How to handle virtual memory allocation?

mrvn · Post by **mrvn** » Thu Mar 13, 2008 3:49 am

Hi,

I'm at a point in my kernel where I have to seriously work out how to handle my memory and there don't seem to be good information on how to do this.

First let me explain my basic design because a solution that doesn't fit won't be of much use to me. My memory layout looks currently like this:

0x000000 unused
0x100000 kernel image
0x130000 end of kernel
begin of usable physical ram for page tables
0x???FFF end of physical ram

0x000020000000 begin of kernel virtual ram
0x000100000000 begin of user virtual ram
0x7FFFFFFFFFFF end usable virtual ram

As you can see I work with a 64bit cpu and I use a 1:1 mapping of physical to virtual to manage page tables. I have a stack based handling of physical pages and can map pages to virtual addresses as I like. I have 2 memory pools for kernel and user. I want to use a flat address space and be able to share pages between processes for IPC.

Now the problem:

For each process I need to know what pages it may read/write/execute. Specifically given an address what rights does the process have?
I need to overall know what addresses are free so allocation between processes never overlap.
I need to quickly find a large enough free region to contain a allocation request.
I need to free a region of memory from a processes address space, see if any other process still has pages in that region and mark all totaly unused pages as free again.
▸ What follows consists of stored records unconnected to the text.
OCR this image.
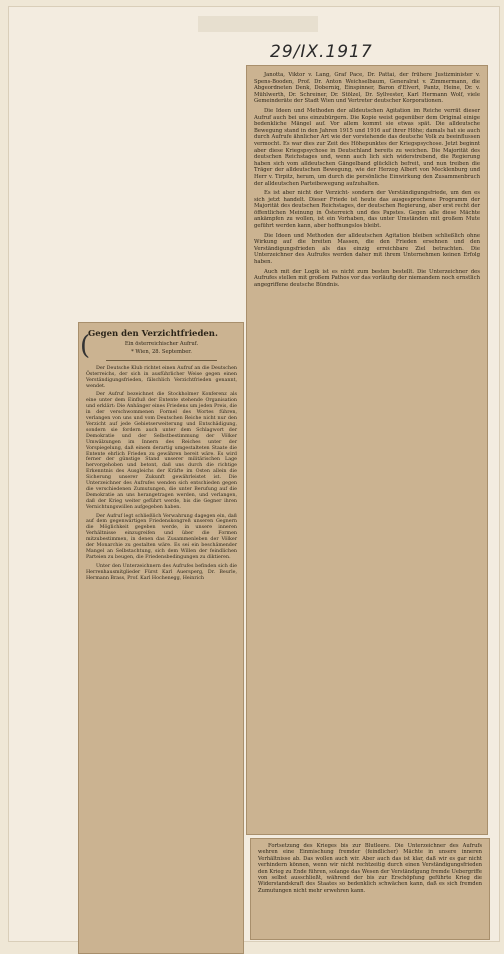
29/IX.1917

Janotta, Viktor v. Lang, Graf Pace, Dr. Pattai, der frühere Justizminister v. Spens-Booden, Prof. Dr. Anton Weichselbaum, Generalrat v. Zimmermann, die Abgeordneten Denk, Doberniq, Einspinner, Baron d'Elvert, Pantz, Heine, Dr. v. Mühlwerth, Dr. Schreiner, Dr. Stölzel, Dr. Syllvester, Karl Hermann Wolf, viele Gemeinderäte der Stadt Wien und Vertreter deutscher Korporationen.

Die Ideen und Methoden der alldeutschen Agitation im Reiche verrät dieser Aufruf auch bei uns einzubürgern. Die Kopie weist gegenüber dem Original einige bedenkliche Mängel auf. Vor allem kommt sie etwas spät. Die alldeutsche Bewegung stand in den Jahren 1915 und 1916 auf ihrer Höhe; damals hat sie auch durch Aufrufe ähnlicher Art wie der vorstehende das deutsche Volk zu beeinflussen vermocht. Es war dies zur Zeit des Höhepunktes der Kriegspsychose. Jetzt beginnt aber diese Kriegspsychose in Deutschland bereits zu weichen. Die Majorität des deutschen Reichstages und, wenn auch lich sich widerstrebend, die Regierung haben sich vom alldeutschen Gängelband glücklich befreit, und nun treiben die Träger der alldeutschen Bewegung, wie der Herzog Albert von Mecklenburg und Herr v. Tirpitz, herum, um durch die persönliche Einwirkung den Zusammenbruch der alldeutschen Parteibewegung aufzuhalten.

Es ist aber nicht der Verzicht- sondern der Verständigungsfriede, um den es sich jetzt handelt. Dieser Friede ist heute das ausgesprochene Programm der Majorität des deutschen Reichstages, der deutschen Regierung, aber erst recht der öffentlichen Meinung in Österreich und des Papstes. Gegen alle diese Mächte ankämpfen zu wollen, ist ein Vorhaben, das unter Umständen mit großem Mute geführt werden kann, aber hoffnungslos bleibt.

Die Ideen und Methoden der alldeutschen Agitation bleiben schließlich ohne Wirkung auf die breiten Massen, die den Frieden ersehnen und den Verständigungsfrieden als das einzig erreichbare Ziel betrachten. Die Unterzeichner des Aufrufes werden daher mit ihrem Unternehmen keinen Erfolg haben.

Auch mit der Logik ist es nicht zum besten bestellt. Die Unterzeichner des Aufrufes stellen mit großem Pathos vor das vorläufig der niemandem noch ernstlich angegriffene deutsche Bündnis.

Gegen den Verzichtfrieden.

Ein österreichischer Aufruf.

* Wien, 28. September.

Der Deutsche Klub richtet einen Aufruf an die Deutschen Österreichs, der sich in ausführlicher Weise gegen einen Verständigungsfrieden, fälschlich Verzichtfrieden genannt, wendet.

Der Aufruf bezeichnet die Stockholmer Konferenz als eine unter dem Einfluß der Entente stehende Organisation und erklärt: Die Anhänger eines Friedens um jeden Preis, die in der verschwommenen Formel des Wortes führen, verlangen von uns und vom Deutschen Reiche nicht nur den Verzicht auf jede Gebietserweiterung und Entschädigung, sondern sie fordern auch unter dem Schlagwort der Demokratie und der Selbstbestimmung der Völker Umwälzungen im Innern des Reiches unter der Vorspiegelung, daß einem derartig umgestalteten Staate die Entente ehrlich Frieden zu gewähren bereit wäre. Es wird ferner der günstige Stand unserer militärischen Lage hervorgehoben und betont, daß uns durch die richtige Erkenntnis des Ausgleichs der Kräfte im Osten allein die Sicherung unserer Zukunft gewährleistet ist. Die Unterzeichner des Aufrufes wenden sich entschieden gegen die verschiedenen Zumutungen, die unter Berufung auf die Demokratie an uns herangetragen werden, und verlangen, daß der Krieg weiter geführt werde, bis die Gegner ihren Vernichtungswillen aufgegeben haben.

Der Aufruf legt schließlich Verwahrung dagegen ein, daß auf dem gegenwärtigen Friedenskongreß unseren Gegnern die Möglichkeit gegeben werde, in unsere inneren Verhältnisse einzugreifen und über die Formen mitzubestimmen, in denen das Zusammenleben der Völker der Monarchie zu gestalten wäre. Es sei ein beschämender Mangel an Selbstachtung, sich dem Willen der feindlichen Parteien zu beugen, die Friedensbedingungen zu diktieren.

Unter den Unterzeichnern des Aufrufes befinden sich die Herrenhausmitglieder Fürst Karl Auersperg, Dr. Beurle, Hermann Brass, Prof. Karl Hochenegg, Heinrich

(

Fortsetzung des Krieges bis zur Blutleere. Die Unterzeichner des Aufrufs wehren eine Einmischung fremder (feindlicher) Mächte in unsere inneren Verhältnisse ab. Das wollen auch wir. Aber auch das ist klar, daß wir es gar nicht verhindern können, wenn wir nicht rechtzeitig durch einen Verständigungsfrieden den Krieg zu Ende führen, solange das Wesen der Verständigung fremde Uebergriffe von selbst ausschließt, während der bis zur Erschöpfung geführte Krieg die Widerstandskraft des Staates so bedenklich schwächen kann, daß es sich fremden Zumutungen nicht mehr erwehren kann.
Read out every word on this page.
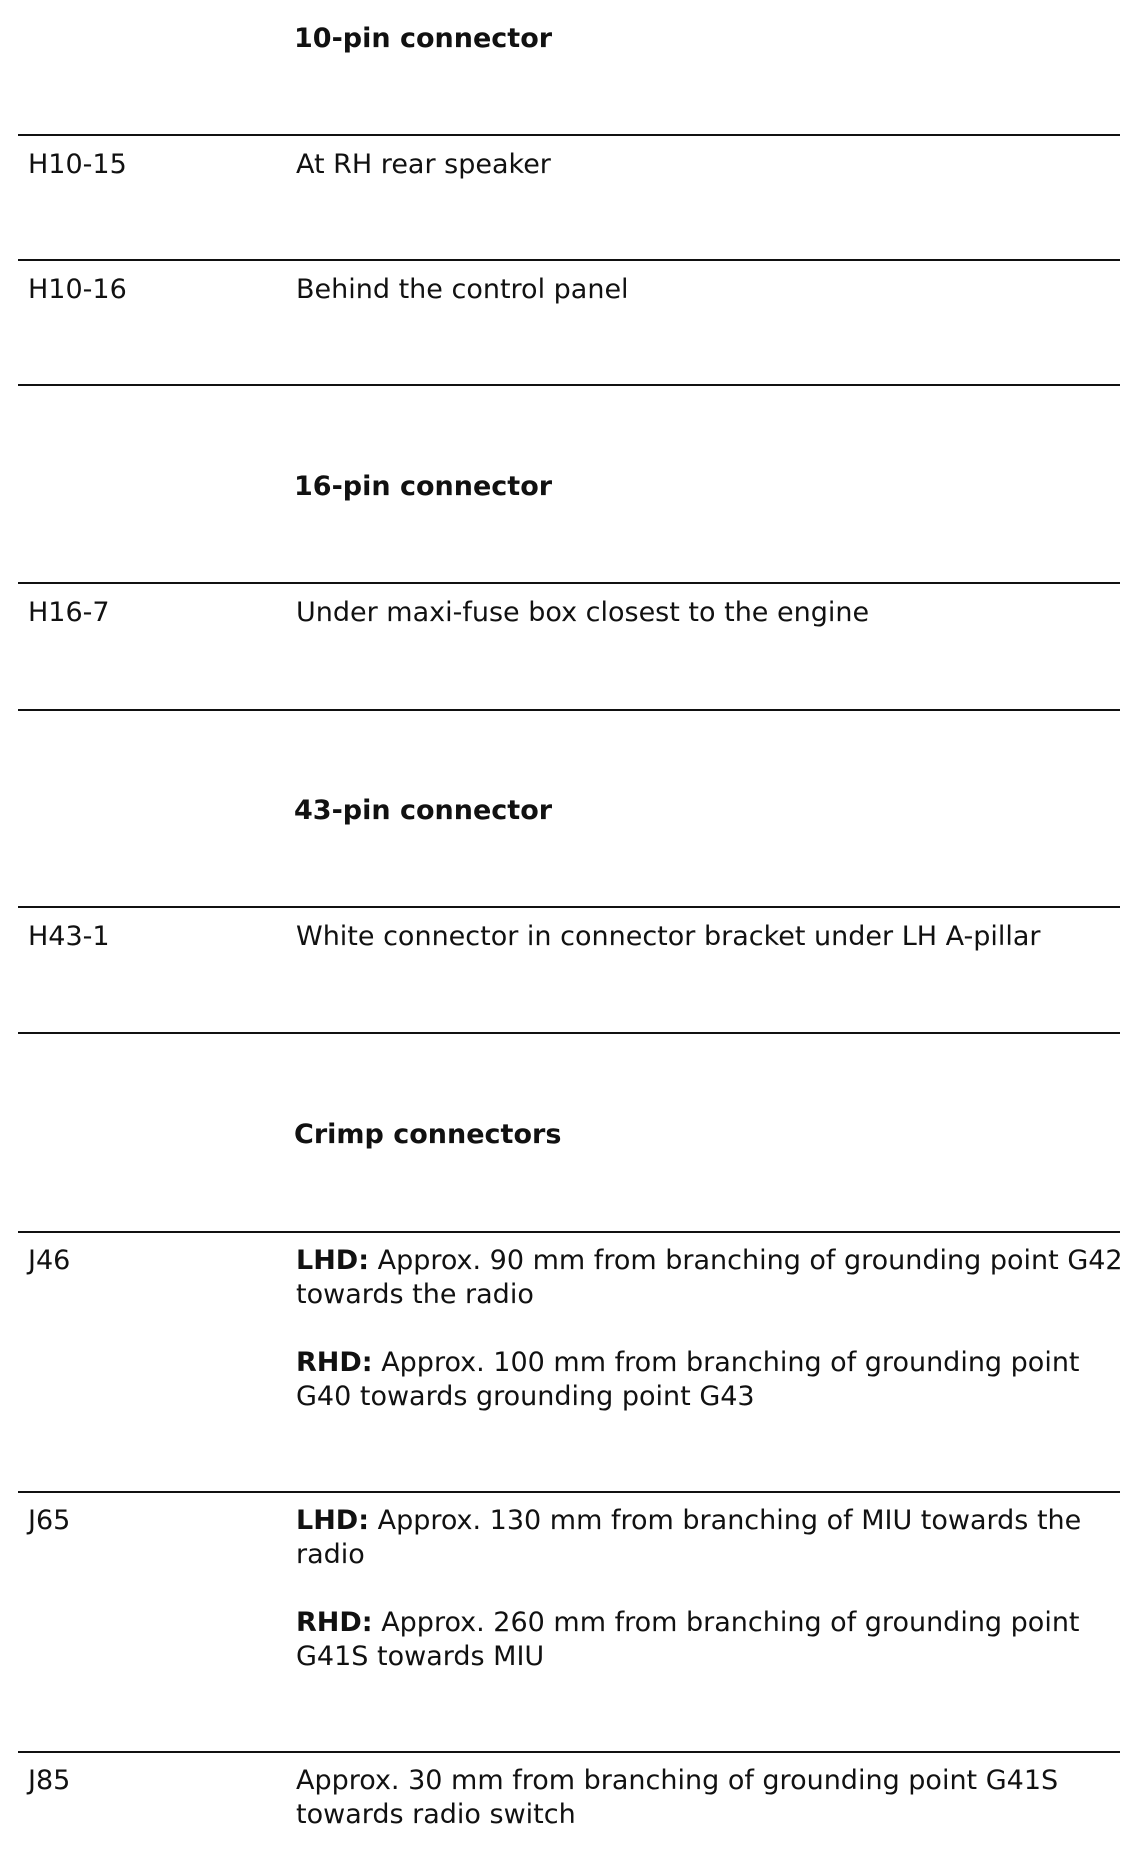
10-pin connector
H10-15	At RH rear speaker
H10-16	Behind the control panel
16-pin connector
H16-7	Under maxi-fuse box closest to the engine
43-pin connector
H43-1	White connector in connector bracket under LH A-pillar
Crimp connectors
J46	LHD: Approx. 90 mm from branching of grounding point G42 towards the radio

RHD: Approx. 100 mm from branching of grounding point G40 towards grounding point G43

J65	LHD: Approx. 130 mm from branching of MIU towards the radio

RHD: Approx. 260 mm from branching of grounding point G41S towards MIU

J85	Approx. 30 mm from branching of grounding point G41S towards radio switch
I obviously can't use a bitmap to mark free regions. With 64bit address space that is just way to big. I also can't use a linked list of regions. Finding an entry in the list would be far too slow.

The only viable standard solution for memory management seems to be the buddy system. But to allocate a 4K page I would end up with 35 splits of my topmost buddy. Looking up a specific address would result in following up to 35 links which would be rather slow.

So what else is out there?

MfG
Mrvn

bewing · Post by **bewing** » Thu Mar 13, 2008 8:47 am

I am close to the same stage as you, so I can't give you info with any hindsight. Many of the others here can.

But with allocatable resources like this, in general, you have a tradeoff between speed of allocation, and overhead on "garbage collection" -- ie. recovering/reusing resources after they have been freed.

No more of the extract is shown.